July 20 marked a first for George W. Bush: For the first time since taking office in 2001, he spoke at the NAACP Convention, having refused the invitation for the past five years. His speech, which some reporters noted was nearly identical to the one he gave to the group in 2000, was received with a polite quiet, though the crowd booed the president at a few points. One such moment came when Bush spoke of his support for charter schools and voucher programs.



Congress passes Voting Rights Act renewal

Timed to coincide with Bush’s speech at the NAACP convention, the Senate passed a renewal of the 1965 Voting Rights Act, 98-0, on July 20. The 25-year renewal was approved by the House on its second try July 13 with a vote of 390-33. The renewal act was named in honor of civil rights pioneers Rosa Parks, Coretta Scott King and Fannie Lou Hamer. Bush has said he intends to sign it into law.



Mixed signals on phone spying suits

Federal Judge Vaughn Walker refused to dismiss the Electronic Frontier Foundation’s class-action suit against telecom giant AT&T, July 20. The federal government and AT&T had both filed motions hoping to stop the case, in which AT&T is charged with illegally aiding the National Security Agency in its collection of customers’ telephone information.

On July 25, another class-action lawsuit against AT&T over NSA phone spying was dismissed in Chicago by Federal Judge Matthew Kennelly.



Court rules in favor of Wal-Mart

A federal judge ruled July 19 that a Maryland law, which would have required large employers to spend at least 8 percent of payroll on health care, violated federal law.

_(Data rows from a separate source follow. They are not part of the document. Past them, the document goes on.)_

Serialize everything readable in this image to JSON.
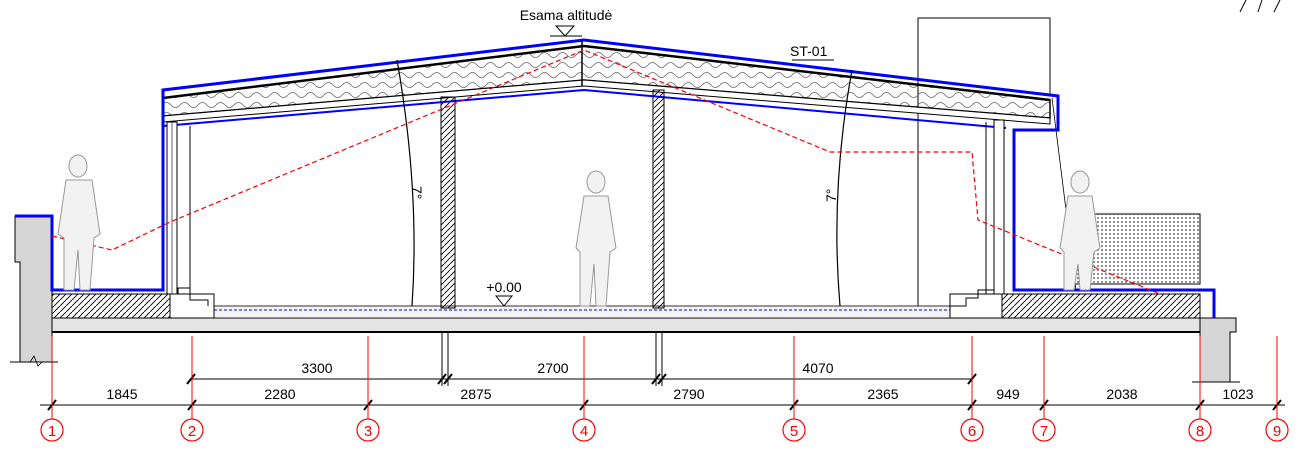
{
  "labels": {
    "existing_altitude": "Esama altitudė",
    "zero_level": "+0.00",
    "section_tag": "ST-01",
    "slope_left": "7°",
    "slope_right": "7°"
  },
  "dimensions_top": [
    "3300",
    "2700",
    "4070"
  ],
  "dimensions_bottom": [
    "1845",
    "2280",
    "2875",
    "2790",
    "2365",
    "949",
    "2038",
    "1023"
  ],
  "axes": [
    "1",
    "2",
    "3",
    "4",
    "5",
    "6",
    "7",
    "8",
    "9"
  ],
  "colors": {
    "outline": "#0000ff",
    "profile_line": "#ff0000",
    "axis_marker": "#ff0000",
    "structure": "#000000",
    "concrete": "#d0d0d0"
  }
}
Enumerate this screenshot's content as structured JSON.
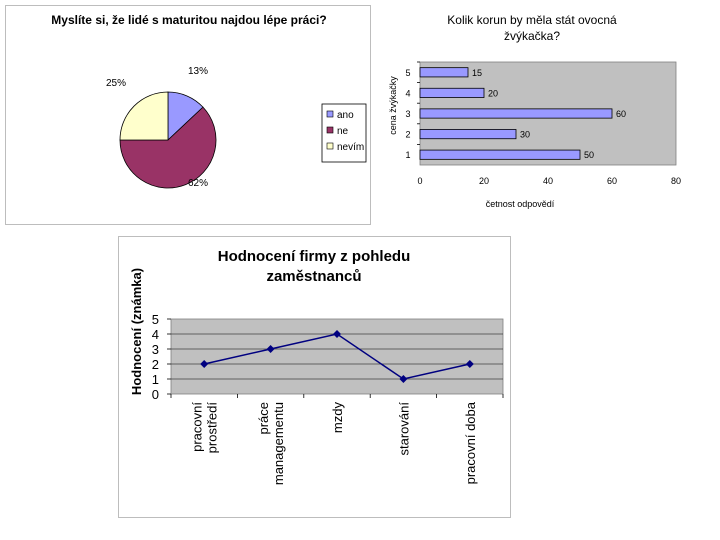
{
  "chart_data": [
    {
      "type": "pie",
      "title": "Myslíte si, že lidé s maturitou najdou lépe práci?",
      "categories": [
        "ano",
        "ne",
        "nevím"
      ],
      "values": [
        13,
        62,
        25
      ],
      "value_labels": [
        "13%",
        "62%",
        "25%"
      ],
      "colors": [
        "#9999ff",
        "#993366",
        "#ffffcc"
      ],
      "legend_position": "right"
    },
    {
      "type": "bar",
      "orientation": "horizontal",
      "title": "Kolik korun by měla stát ovocná žvýkačka?",
      "xlabel": "četnost odpovědí",
      "ylabel": "cena žvýkačky",
      "categories": [
        "1",
        "2",
        "3",
        "4",
        "5"
      ],
      "values": [
        50,
        30,
        60,
        20,
        15
      ],
      "xlim": [
        0,
        80
      ],
      "xticks": [
        "0",
        "20",
        "40",
        "60",
        "80"
      ],
      "bar_color": "#9999ff",
      "plot_background": "#c0c0c0",
      "grid": false
    },
    {
      "type": "line",
      "title": "Hodnocení firmy z pohledu zaměstnanců",
      "ylabel": "Hodnocení (známka)",
      "categories": [
        "pracovní prostředí",
        "práce managementu",
        "mzdy",
        "starování",
        "pracovní doba"
      ],
      "category_lines": [
        [
          "pracovní",
          "prostředí"
        ],
        [
          "práce",
          "managementu"
        ],
        [
          "mzdy"
        ],
        [
          "starování"
        ],
        [
          "pracovní doba"
        ]
      ],
      "values": [
        2,
        3,
        4,
        1,
        2
      ],
      "ylim": [
        0,
        5
      ],
      "yticks": [
        "0",
        "1",
        "2",
        "3",
        "4",
        "5"
      ],
      "line_color": "#000080",
      "plot_background": "#c0c0c0",
      "grid": true
    }
  ]
}
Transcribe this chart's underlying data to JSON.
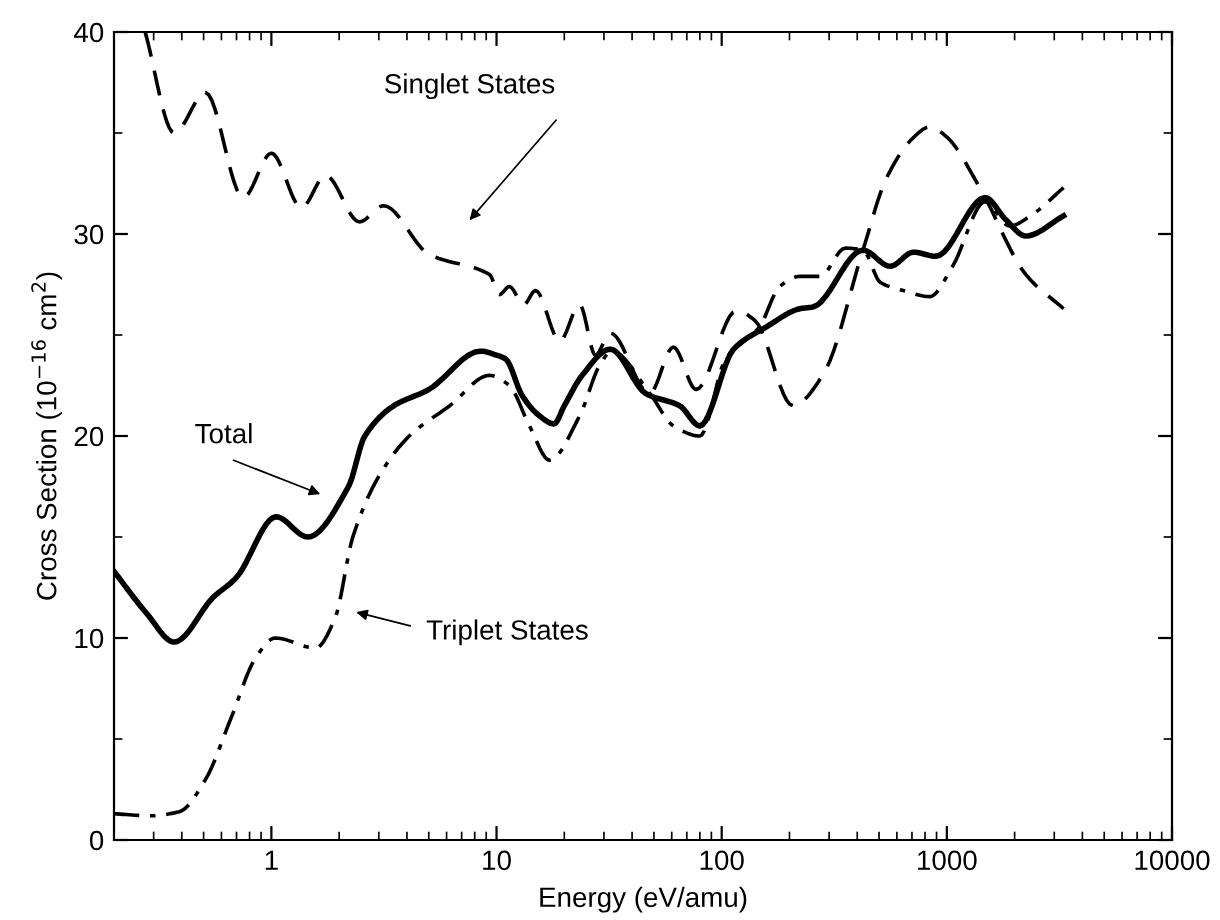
{
  "chart_data": {
    "type": "line",
    "xlabel": "Energy (eV/amu)",
    "ylabel": "Cross Section (10$^{−16}$ cm$^{2}$)",
    "log": "x",
    "xlim": [
      0.2,
      10000
    ],
    "xticks": [
      {
        "value": 1,
        "label": "1"
      },
      {
        "value": 10,
        "label": "10"
      },
      {
        "value": 100,
        "label": "100"
      },
      {
        "value": 1000,
        "label": "1000"
      },
      {
        "value": 10000,
        "label": "10000"
      }
    ],
    "ylim": [
      0,
      40
    ],
    "yticks": [
      0,
      10,
      20,
      30,
      40
    ],
    "grid": false,
    "marker": "none",
    "series": [
      {
        "color": "#000000",
        "line_style": "solid",
        "x": [
          0.2,
          0.28,
          0.37,
          0.55,
          0.7,
          1.05,
          1.45,
          2.2,
          2.6,
          3.5,
          5,
          8.5,
          10,
          11,
          13,
          15.5,
          18,
          20,
          24,
          32,
          46,
          65,
          80,
          113,
          158,
          222,
          256,
          424,
          560,
          710,
          895,
          1480,
          1830,
          2240,
          3300
        ],
        "values": [
          13.3,
          11.2,
          9.8,
          12,
          13,
          16,
          15,
          17.5,
          20,
          21.5,
          22.3,
          24.2,
          24,
          23.8,
          22,
          21,
          20.6,
          21.5,
          23,
          24.3,
          22.1,
          21.5,
          20.5,
          24.3,
          25.4,
          26.3,
          26.4,
          29.2,
          28.4,
          29.1,
          28.9,
          31.8,
          30.7,
          29.9,
          30.9
        ]
      },
      {
        "color": "#000000",
        "line_style": "dashed",
        "x": [
          0.275,
          0.37,
          0.51,
          0.75,
          1.0,
          1.36,
          1.74,
          2.46,
          3.15,
          5.0,
          9.3,
          10.3,
          11.4,
          13.2,
          14.9,
          19.1,
          23.4,
          27.5,
          32,
          47.8,
          61,
          77,
          116,
          141,
          207,
          284,
          424,
          536,
          700,
          840,
          1000,
          1400,
          2240,
          3300
        ],
        "values": [
          40,
          35,
          37,
          31.8,
          34,
          31.3,
          32.9,
          30.6,
          31.4,
          29,
          28,
          27,
          27.4,
          26.5,
          27.2,
          24.7,
          26.5,
          24,
          25.1,
          22.1,
          24.4,
          22.3,
          26.2,
          25.7,
          21.5,
          23.1,
          29.2,
          32.7,
          34.7,
          35.3,
          34.8,
          32.3,
          28.0,
          26.3
        ]
      },
      {
        "color": "#000000",
        "line_style": "dashdot",
        "x": [
          0.2,
          0.29,
          0.39,
          0.51,
          0.66,
          0.85,
          1.04,
          1.57,
          1.92,
          2.3,
          3.0,
          4.1,
          6.2,
          9.3,
          11.4,
          14,
          17.2,
          23.4,
          28.7,
          32.5,
          48,
          61,
          80,
          104,
          147,
          181,
          222,
          273,
          354,
          424,
          507,
          640,
          840,
          1060,
          1480,
          1900,
          2420,
          3300
        ],
        "values": [
          1.3,
          1.2,
          1.4,
          3,
          6,
          9,
          10,
          9.5,
          11,
          15,
          18,
          20,
          21.5,
          23,
          22.5,
          20.5,
          18.8,
          21,
          23.5,
          24.2,
          22.1,
          20.5,
          20.0,
          23.8,
          25.4,
          27.4,
          27.9,
          27.9,
          29.3,
          29.2,
          27.6,
          27.2,
          26.9,
          28.4,
          31.6,
          30.4,
          31.0,
          32.3
        ]
      }
    ],
    "annotations": [
      "Singlet States",
      "Total",
      "Triplet States"
    ]
  }
}
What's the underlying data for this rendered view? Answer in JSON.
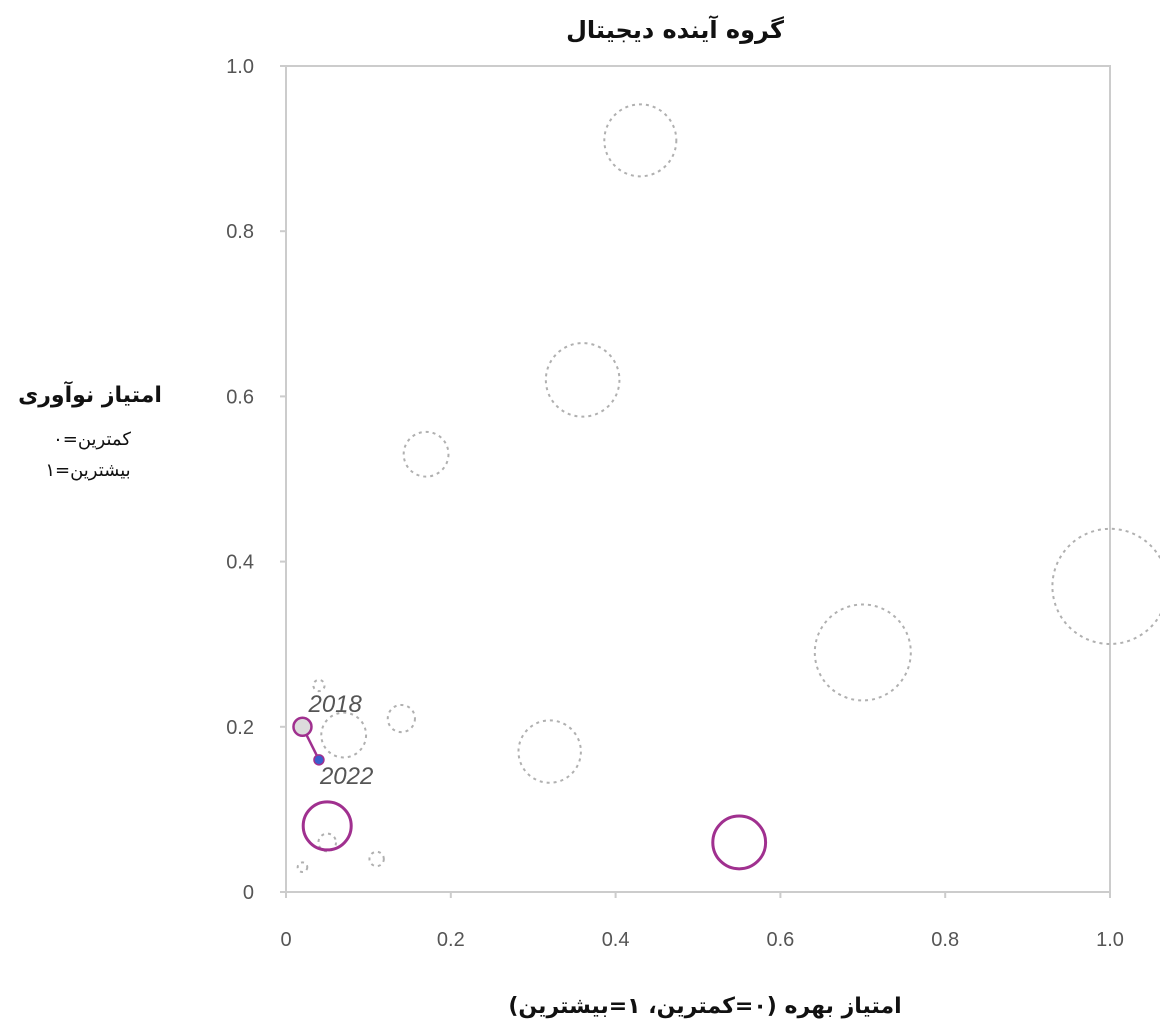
{
  "chart_data": {
    "type": "scatter",
    "title": "گروه آینده دیجیتال",
    "xlabel": "امتیاز بهره (۰=کمترین، ۱=بیشترین)",
    "ylabel": "امتیاز نوآوری",
    "ylabel_lines": [
      "۰=کمترین",
      "۱=بیشترین"
    ],
    "xlim": [
      0,
      1
    ],
    "ylim": [
      0,
      1
    ],
    "xticks": [
      0,
      0.2,
      0.4,
      0.6,
      0.8,
      1.0
    ],
    "xtick_labels": [
      "0",
      "0.2",
      "0.4",
      "0.6",
      "0.8",
      "1.0"
    ],
    "yticks": [
      0,
      0.2,
      0.4,
      0.6,
      0.8,
      1.0
    ],
    "ytick_labels": [
      "0",
      "0.2",
      "0.4",
      "0.6",
      "0.8",
      "1.0"
    ],
    "grid": false,
    "colors": {
      "highlight": "#a0308f",
      "background": "#b0b0b0",
      "dot_2022": "#3a5fcd",
      "dot_2018": "#dcdcdc"
    },
    "background_bubbles": [
      {
        "x": 0.43,
        "y": 0.91,
        "size": 45
      },
      {
        "x": 0.36,
        "y": 0.62,
        "size": 46
      },
      {
        "x": 0.17,
        "y": 0.53,
        "size": 28
      },
      {
        "x": 1.0,
        "y": 0.37,
        "size": 72
      },
      {
        "x": 0.7,
        "y": 0.29,
        "size": 60
      },
      {
        "x": 0.32,
        "y": 0.17,
        "size": 39
      },
      {
        "x": 0.14,
        "y": 0.21,
        "size": 17
      },
      {
        "x": 0.04,
        "y": 0.25,
        "size": 7
      },
      {
        "x": 0.07,
        "y": 0.19,
        "size": 28
      },
      {
        "x": 0.05,
        "y": 0.06,
        "size": 11
      },
      {
        "x": 0.11,
        "y": 0.04,
        "size": 9
      },
      {
        "x": 0.02,
        "y": 0.03,
        "size": 6
      }
    ],
    "highlight_bubbles": [
      {
        "x": 0.05,
        "y": 0.08,
        "size": 30
      },
      {
        "x": 0.55,
        "y": 0.06,
        "size": 33
      }
    ],
    "trajectory": [
      {
        "year": "2018",
        "x": 0.02,
        "y": 0.2
      },
      {
        "year": "2022",
        "x": 0.04,
        "y": 0.16
      }
    ]
  }
}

Applying only to nongovernmental employers with 10,000 or more employees, the law directly targeted Wal-Mart, the only company in the state that fits that bill. Other states are considering similar laws.



Army rebids Halliburton contract

The Army was preparing to solicit bids July 28 on the contract it awarded Halliburton subsidiary KBR in 2001 to provide services to U.S. soldiers. Since then KBR has gotten over $17 billion in orders — over $15 billion in Iraq.

Halliburton used to be run by Vice President Dick Cheney.

Auditors, congressional Democrats and the Justice Department have sharply criticized the quality and cost of Halliburton’s work in Iraq. The Pentagon said earlier this month it would not renew the contract, though KBR could bid again.

“Taxpayers can breathe easier knowing that the days of $45 cases of soda and $100 bags of laundry are coming to a close,” said Calif. Rep. Henry Waxman, top Democrat on the House Government Reform Committee.